Y en los últimos días, hemos conocido un informe del Ministerio del Interior británico que constata que las agresiones xenófobas se han disparado en aquel país hasta crecer en el mes siguiente al Brexit un 41% con respecto al mismo mes del año anterior. No se trata de una errata: un 41%. Casi 5.500 delitos de odio.  ¿Acaso puede alguien pensar que son hechos aislados?

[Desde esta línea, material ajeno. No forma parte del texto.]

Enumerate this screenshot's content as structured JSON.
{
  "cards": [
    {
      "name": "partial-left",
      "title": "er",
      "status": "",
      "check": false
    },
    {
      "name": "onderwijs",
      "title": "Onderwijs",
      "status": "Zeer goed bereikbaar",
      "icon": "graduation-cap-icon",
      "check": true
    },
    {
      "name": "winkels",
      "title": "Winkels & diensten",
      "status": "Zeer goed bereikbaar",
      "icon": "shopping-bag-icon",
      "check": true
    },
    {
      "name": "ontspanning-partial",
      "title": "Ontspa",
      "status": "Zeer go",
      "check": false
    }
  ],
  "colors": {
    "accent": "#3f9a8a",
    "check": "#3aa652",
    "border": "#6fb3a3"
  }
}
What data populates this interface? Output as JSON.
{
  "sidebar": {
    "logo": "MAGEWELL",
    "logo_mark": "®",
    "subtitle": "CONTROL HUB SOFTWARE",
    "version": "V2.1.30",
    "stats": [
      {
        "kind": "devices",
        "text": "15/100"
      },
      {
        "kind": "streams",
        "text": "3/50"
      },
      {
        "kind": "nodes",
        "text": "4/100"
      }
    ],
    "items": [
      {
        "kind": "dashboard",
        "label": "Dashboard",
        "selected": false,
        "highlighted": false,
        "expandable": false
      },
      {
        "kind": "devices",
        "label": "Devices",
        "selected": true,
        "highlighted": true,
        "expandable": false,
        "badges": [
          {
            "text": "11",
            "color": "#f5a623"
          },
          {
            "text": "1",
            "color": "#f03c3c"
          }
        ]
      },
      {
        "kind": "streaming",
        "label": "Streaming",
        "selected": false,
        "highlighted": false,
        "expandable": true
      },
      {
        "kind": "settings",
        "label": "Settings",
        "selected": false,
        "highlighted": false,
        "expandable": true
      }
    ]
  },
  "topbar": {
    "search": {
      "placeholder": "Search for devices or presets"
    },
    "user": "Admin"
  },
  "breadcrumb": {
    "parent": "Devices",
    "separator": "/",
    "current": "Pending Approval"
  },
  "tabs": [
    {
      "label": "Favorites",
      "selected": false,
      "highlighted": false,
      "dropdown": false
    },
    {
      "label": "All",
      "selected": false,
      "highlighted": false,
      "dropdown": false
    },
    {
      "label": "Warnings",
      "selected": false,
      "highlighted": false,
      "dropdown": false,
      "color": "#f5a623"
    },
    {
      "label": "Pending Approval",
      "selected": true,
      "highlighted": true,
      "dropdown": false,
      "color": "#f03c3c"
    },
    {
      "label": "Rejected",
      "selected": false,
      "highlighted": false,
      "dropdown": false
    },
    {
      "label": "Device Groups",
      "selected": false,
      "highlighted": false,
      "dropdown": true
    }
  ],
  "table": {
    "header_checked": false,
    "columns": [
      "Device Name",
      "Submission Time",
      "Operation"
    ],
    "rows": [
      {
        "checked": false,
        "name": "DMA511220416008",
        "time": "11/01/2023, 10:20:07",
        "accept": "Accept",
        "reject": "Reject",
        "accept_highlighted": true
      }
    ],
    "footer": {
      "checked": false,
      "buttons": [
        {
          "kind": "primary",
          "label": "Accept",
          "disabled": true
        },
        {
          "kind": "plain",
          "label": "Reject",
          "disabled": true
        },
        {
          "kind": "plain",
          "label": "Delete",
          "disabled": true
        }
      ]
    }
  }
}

No, la xenofobia avanza de la mano de Le Pen en Francia, del partido de Geert Wilders en Holanda, de los auténticos finlandeses en Finlandia o del autodenominado Partido de la Libertad austríaco. Y de la AfD en Alemania, donde expresiones como “inversión étnica”, condenadas por su uso en la propaganda nazi, han vuelto a la esfera pública. O de la mano de Orbán en Hungría, donde, en efecto, el referendum contra las cuotas de refugiados no salió adelante al no alcanzar el 50% de participación, pero en el que el 98% de los participantes votaron contra las cuotas acordadas en la UE. 

Sí, esa Europa avanza, levantando a su paso muros físicos y mentales, ahondando en nuestras miserias y en lo peor de un pasado que creíamos superado tras los horrores del siglo XX.

Mientras tanto, un año después de la puesta en marcha del sistema de reubicación y reasentamiento para reducir la presión en Grecia e Italia, de los 100.000 refugiados que deberían haberse reasentado en otros países de la Unión Europea lo han hecho efectivamente 5.651, es decir, el 5,75% del total, correspondiendo a España el vergonzoso desempeño de haber reubicado a 363 de las 9.323 personas comprometidas, el 3,89%.

¿La culpa es de Europa? No del Parlamento, que no ha dejado de alzar su voz para reclamar soluciones europeas de largo alcance. No incluso de la Comisión, que ha tratado de impulsar una política de reasentamientos solidaria con los países más presionados.

No, la culpa no está en Europa, sino en las capitales nacionales. Demasiadas palabras grandilocuentes para ocultar sus miserias por parte de algunas, auténticas derivas xenófobas por parte de otras. Demasiado ruido para silenciar la tragedia de quienes siguen perdiendo sus vidas en su huida hacia un continente cada vez más encerrado en sí mismo, cada vez más ajeno al drama.